Fasziniert folgt der Leser dem Rhythmus von Abbrüchen und Neuanfängen, den Sjöberg aus dieser Fülle ganz unterschiedlicher Leistungen herausliest. Beim Erdbeben und großen Brand von San Francisco im April 1906 fallen fast Eisens gesamte Sammlungen, Archive und Korrespondenzen den Flammen zum Opfer. Was macht so einer dann, mit fast sechzig Jahren? Er fängt noch einmal von vorne an. Eisen widmet sich nun dem Studium von Glasperlen, um zehn Jahre später auch auf diesem Gebiet als Koryphäe dazustehen. Er ersinnt Datierungsmethoden für das in allen Kulturschichten anzutreffende Schmuckstück, verfasst ein umfangreiches Werk zum Thema - und er malt seine Glasperlen. Vierzigtausend Miniatur-Aquarelle fertigt Eisen an, "geordnet nach einem großartigen System, ein ganzes Universum in Miniatur", das der Autor ein halbes Jahrhundert später vergessen in einem Stockholmer Archiv aufspürt. Doch damit nicht genug. In einem Antiquitätenladen glaubt Eisen auf den Heiligen Gral gestoßen zu sein. Heute steht der reich verzierte Silberkelch, den er dort entdeckte, aber falsch datierte, im Metropolitan Museum of Art in Manhattan. Über das prachtvolle Buch, das er zu seinem vermeintlichen Sensationsfund herausbrachte, sagt Sjöberg: "Es ist das größte, schwerste und kostbarste Buch in meinem Besitz. Schraubt man ihm Beine an, hat man einen Tisch."
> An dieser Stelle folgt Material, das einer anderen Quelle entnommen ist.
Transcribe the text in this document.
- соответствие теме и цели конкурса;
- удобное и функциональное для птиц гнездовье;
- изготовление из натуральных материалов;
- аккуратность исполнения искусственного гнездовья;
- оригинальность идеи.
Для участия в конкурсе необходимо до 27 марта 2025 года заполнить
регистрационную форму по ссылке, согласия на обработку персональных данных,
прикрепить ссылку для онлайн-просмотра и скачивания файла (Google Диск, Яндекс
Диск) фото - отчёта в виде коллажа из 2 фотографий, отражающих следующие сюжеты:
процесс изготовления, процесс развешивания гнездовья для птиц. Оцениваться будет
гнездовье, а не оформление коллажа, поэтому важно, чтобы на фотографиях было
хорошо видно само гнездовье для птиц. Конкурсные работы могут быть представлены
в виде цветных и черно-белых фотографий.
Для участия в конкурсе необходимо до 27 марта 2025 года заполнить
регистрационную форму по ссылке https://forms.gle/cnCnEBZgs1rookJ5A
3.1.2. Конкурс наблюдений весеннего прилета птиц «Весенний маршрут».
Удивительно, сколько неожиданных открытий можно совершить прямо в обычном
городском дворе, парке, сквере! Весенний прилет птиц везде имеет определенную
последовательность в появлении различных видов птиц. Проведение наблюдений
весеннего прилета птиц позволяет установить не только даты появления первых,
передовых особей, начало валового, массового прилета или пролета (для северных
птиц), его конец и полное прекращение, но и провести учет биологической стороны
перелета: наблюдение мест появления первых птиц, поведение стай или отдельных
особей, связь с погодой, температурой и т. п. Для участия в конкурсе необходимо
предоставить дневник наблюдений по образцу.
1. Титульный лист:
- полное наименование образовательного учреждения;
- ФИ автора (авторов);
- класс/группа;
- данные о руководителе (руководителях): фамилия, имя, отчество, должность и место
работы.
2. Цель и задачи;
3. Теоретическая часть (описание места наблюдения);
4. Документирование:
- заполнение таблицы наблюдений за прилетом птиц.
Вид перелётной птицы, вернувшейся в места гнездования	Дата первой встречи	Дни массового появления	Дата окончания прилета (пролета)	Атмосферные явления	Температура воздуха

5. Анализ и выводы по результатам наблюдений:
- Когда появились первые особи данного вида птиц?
Auch eine dreibändige Sammlung mit Porträts von George Washington zählt zu den Veröffentlichungen des Forschers. Längst hat sich sein vergleichender und taxonomischer Ehrgeiz von der Natur- auf die Kunst- und Kulturgeschichte verlagert. Darin gleicht er der Entwicklung von Sjöbergs eigenen Interessen. Von ihm ist in dem so launig-pointiert wie nachdenklich geschriebenen Buch nicht weniger die Rede als von seinem unerschöpflich produktiven Landsmann. Wie Gustaf Eisen beginnt Sjöberg schon in jungen Jahren mit dem Botanisieren; und so verknüpft er das Sinnieren über dessen Werdegang mit der Frage nach den Motiven des eigenen Lebenswegs: Am Anfang von Eisens Karriere stünden "mit Sicherheit Hunderte Exkursionen mit einer Botanisiertrommel und in kurzen Hosen; ein Konzentrat, an dem man fast erstickt, das sich jedoch mit fünf Teilen Fantasie und eigenen Erinnerungen gut verdünnen lässt".

Die Geschichte seiner Schwebfliegensammlung, die im Jahr 2009 sogar auf der Biennale in Venedig ausgestellt wurde, hat Sjöberg in "Die Fliegenfalle" erzählt. Jetzt geht er den Antrieben des Sammelns und Forschens anhand von Erinnerungen nach, die um das suggestive Bild einer "Naturgeschichte der Sommernacht" kreisen. Hinreißend etwa die Schilderung, wie er als Knabe versucht, an die Glühlampe einer Straßenlaterne heranzukommen, um mit ihrer Hilfe Schmetterlinge anzulocken. Zwar misslingen seine heimlichen nächtlichen Bemühungen, doch münden sie in eine Erforschung des Beleuchtungssystems seiner Heimatstadt, mit dem der Junge alsbald originelle Dinge anzustellen weiß. Als Krönung seiner Beschäftigung mit den Straßenlampen Västerviks gelingt es ihm, die ganze Stadt in ein wildes nächtliches Blinken zu versetzen.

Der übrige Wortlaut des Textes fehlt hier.